É inacreditável. No centro da agricultura mais evoluída, ocorre um festival de horrores que não tem paralelo na questão agrária nacional. Primeiro, a questão ambiental. Suprema ironia: o zelo para com as matas nativas não isentou a fazenda da Pedra da saga agrarista. Ao contrário, a maior acusação que fazem seus algozes reside em seu suposto passivo ambiental. Vejam por que.

Em 1993, o então arrendatário da fazenda realizou a topografia da exploração. Medida no chão, como se diz, a área resultou menor que aquela declarada na escritura. Em decorrência, as florestas existentes suplantaram a reserva legal obrigatória, estabelecida em 20% da área total. Assim o infeliz decidiu, sem autorização prévia, derrubar um pedaço da mata virgem. Recebeu, justamente, uma multa.

Rompido, logo em seguida, o contrato de arrendamento, a multa permaneceu sem pagamento. Agora, 10 anos depois do incidente, a fazenda é acusada pela turma do MST de descumprimento da função social da propriedade, no capítulo ambiental. Um argumento malandro.

Em segundo lugar, o aspecto produtivo. Há 30 anos a fazenda serve à exploração de cana-de-açúcar. Em 1999, a usina deixou de receber sua matéria-prima, passando a terra a ser cultivada com soja e cereais. Instigado pelos justiceiros agrários a desapropriar o imóvel, o Incra promoveu sua vistoria em 2000.
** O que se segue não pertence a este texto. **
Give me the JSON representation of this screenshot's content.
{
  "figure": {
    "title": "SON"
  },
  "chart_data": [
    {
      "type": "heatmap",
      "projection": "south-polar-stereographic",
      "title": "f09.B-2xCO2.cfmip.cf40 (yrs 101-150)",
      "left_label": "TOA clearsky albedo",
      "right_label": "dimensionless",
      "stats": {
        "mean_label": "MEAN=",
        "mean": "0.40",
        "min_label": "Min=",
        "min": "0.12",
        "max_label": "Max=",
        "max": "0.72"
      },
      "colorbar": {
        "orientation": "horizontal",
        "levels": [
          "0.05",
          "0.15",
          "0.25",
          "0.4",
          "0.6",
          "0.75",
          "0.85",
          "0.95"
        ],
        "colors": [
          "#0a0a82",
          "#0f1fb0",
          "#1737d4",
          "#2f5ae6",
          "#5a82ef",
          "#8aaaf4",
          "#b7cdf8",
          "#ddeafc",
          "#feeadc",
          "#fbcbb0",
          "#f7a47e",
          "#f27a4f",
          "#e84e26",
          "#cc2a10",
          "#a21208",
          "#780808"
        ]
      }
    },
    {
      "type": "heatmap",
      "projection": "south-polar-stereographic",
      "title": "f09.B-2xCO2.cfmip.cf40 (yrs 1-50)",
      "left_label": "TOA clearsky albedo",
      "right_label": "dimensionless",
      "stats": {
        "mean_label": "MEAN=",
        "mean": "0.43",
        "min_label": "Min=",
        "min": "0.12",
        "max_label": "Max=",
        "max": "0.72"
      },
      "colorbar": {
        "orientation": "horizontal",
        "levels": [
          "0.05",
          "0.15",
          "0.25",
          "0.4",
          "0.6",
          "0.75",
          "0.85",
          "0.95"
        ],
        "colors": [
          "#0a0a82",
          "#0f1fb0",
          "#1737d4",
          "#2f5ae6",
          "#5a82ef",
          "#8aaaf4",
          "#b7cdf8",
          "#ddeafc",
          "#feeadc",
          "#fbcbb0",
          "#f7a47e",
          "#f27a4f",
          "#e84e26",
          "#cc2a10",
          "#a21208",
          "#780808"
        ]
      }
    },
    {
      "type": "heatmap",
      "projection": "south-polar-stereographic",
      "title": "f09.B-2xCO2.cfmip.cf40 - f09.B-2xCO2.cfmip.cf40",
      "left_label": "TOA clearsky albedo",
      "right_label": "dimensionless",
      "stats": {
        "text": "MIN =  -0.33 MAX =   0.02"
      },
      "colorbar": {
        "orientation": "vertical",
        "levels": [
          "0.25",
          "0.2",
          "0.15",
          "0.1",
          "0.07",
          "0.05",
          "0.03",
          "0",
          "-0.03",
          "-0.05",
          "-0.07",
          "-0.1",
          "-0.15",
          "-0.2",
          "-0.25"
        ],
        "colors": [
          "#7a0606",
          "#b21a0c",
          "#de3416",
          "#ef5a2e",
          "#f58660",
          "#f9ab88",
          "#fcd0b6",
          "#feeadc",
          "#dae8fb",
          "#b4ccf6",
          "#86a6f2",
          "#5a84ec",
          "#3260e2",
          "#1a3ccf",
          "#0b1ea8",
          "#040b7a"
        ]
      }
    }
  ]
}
O que aconteceu se parece, desta vez, com molecagem. Os técnicos do governo percorreram a fazenda bem na época da entressafra, quando o solo, em descanso, se cobria de mato. Visto que o arrendatário não dispunha de nota fiscal da venda de sua produção anterior, concluíram, simplesmente, que lá nada se produzia. Virou latifúndio no papel.

Quando, em 2001, um empresário de Sertãozinho adquiriu a fazenda da Pedra, não imaginava que estivesse entrando num inferno astral. Surgiu a terceira maledicência: especulação imobiliária.

Ocorre que a fazenda se localiza às margens da rodovia Anhanguera, praticamente dentro da cidade de Ribeirão Preto. Vários loteamentos urbanos se espalham ao redor, tornando-a valiosíssima. Esta é, de fato, uma das razões que levaram à sua última, e cara, aquisição. Na ótica do MST, negócio bichado.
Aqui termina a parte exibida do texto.